Pero esa labor relevante, la revalorización de las canas y las corbatas del SD, no significó, empero, lograr el liderazgo de esta coalición SD-FA-PC. Dolió la envergadura de la derrota de Tohá frente a Jara en las primarias oficialistas, y especialmente la rudeza con que ella y su sector fueron tratados en aquella campaña.
Algunos dieron, en ese momento, por muerto al Socialismo Democrático como tal. O con respirador artificial.
En esta elección 2025, entonces, el SD se juega si sigue existiendo. En el plano material, si el PPD, P. Liberal y P. Radical alcanzan o no el umbral de existencia. El PS, el partido eje del SD, debe ver a cuántos asientos llega. Mantener 12 diputados actuales se ve difícil, pero si saca bajo nueve se alterará, sin duda, la interna. Especialmente si la senadora Vodanovic no resulta electa en el Maule. Y si pierde ella y gana Beatriz Sánchez será debacle.
Porque el SD se juega, también, su lugar dentro de la hegemonía de la izquierda. O, al menos, por tener un piso de dignidad que permita mirar de igual a igual a Apruebo Dignidad, el PC y el FA.
Pero urgente y dramática como es la pregunta por el existir, la pregunta de fondo del Socialismo Democrático (y, por cierto, de todas las izquierdas) es por el ser. Más allá de cuánto poder logren acumular, la pregunta pendiente es para qué acumular ese poder. Cuál es la identidad, en este caso, de la socialdemocracia, una cuestión que la lucha por la sobrevivencia no ha dejado espacio para contestar, pero que es fundamental. En un momento de auge de las derechas radicales o extremas en todo el mundo, los partidos progresistas de corte socialdemócrata se están preguntando con bastante prioridad qué son, qué deben ser, cómo reconectarse con los electores perdidos, pero de un modo coherente con los valores de la socialdemocracia, por cierto. La socialdemocracia no es un apodo, como dice Ernesto Ottone. Tampoco es un adjetivo, ni un bastón, ni un modo de descafeinar propuestas más radicales. Es un ideario social, político y económico, de raíces en el siglo XIX, de amplio desarrollo en el siglo XX, especialmente en la Europa de la posguerra, y con un futuro incierto en el siglo XXI, un siglo polarizado, tribal y rabioso.

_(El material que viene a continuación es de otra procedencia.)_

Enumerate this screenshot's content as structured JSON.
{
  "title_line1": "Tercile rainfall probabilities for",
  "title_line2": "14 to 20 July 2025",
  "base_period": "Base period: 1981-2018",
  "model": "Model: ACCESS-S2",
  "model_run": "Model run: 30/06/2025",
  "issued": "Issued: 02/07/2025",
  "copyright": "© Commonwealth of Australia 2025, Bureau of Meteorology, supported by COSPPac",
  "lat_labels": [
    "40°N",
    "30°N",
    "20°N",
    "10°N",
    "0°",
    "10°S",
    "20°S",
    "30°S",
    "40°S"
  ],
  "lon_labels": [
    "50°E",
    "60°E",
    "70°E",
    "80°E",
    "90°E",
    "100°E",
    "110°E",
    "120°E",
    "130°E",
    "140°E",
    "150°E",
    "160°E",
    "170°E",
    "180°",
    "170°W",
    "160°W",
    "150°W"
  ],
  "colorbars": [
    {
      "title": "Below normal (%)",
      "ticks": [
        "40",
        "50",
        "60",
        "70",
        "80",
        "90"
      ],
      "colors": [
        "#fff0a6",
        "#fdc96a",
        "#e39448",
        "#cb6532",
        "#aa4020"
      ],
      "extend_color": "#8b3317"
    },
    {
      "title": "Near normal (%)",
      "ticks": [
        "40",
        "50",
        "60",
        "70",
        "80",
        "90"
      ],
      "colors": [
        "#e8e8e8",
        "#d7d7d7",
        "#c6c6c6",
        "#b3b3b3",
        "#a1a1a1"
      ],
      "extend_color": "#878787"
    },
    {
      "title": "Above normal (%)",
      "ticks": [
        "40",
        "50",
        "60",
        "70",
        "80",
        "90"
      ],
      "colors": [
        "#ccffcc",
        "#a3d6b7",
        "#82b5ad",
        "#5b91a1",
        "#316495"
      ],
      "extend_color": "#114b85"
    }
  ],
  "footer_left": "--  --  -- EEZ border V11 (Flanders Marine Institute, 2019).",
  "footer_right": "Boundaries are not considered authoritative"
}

Entonces, más allá de si los socialistas democráticos logran juntar votos suficientes en el Congreso para acumular un nivel mínimo y básico de poder que permita incidir, sus cuadros deben exigirse también poder explicar a la sociedad por qué quieren acumular ese poder, cuál es su propuesta distintiva para los problemas de la ciudadanía hoy. Ciertos parlamentarios, por ejemplo, parecen no realmente entender -o valorar- la visión socialdemócrata. Las ideas, más bien la falta de ellas, denotan esa ignorancia o indiferencia. Lo mismo pasa con la tentación populista, y hasta ciertos modos de tratar al adversario (o al aliado: los insultos del diputado Manouchehri a la senadora Provoste son una muestra de aquello).
En definitiva, más allá del conteo de votos de hoy, la encrucijada del llamado Socialismo Democrático pasa porque la pregunta por existir -o por seguir existiendo- no postergue la pregunta de para qué.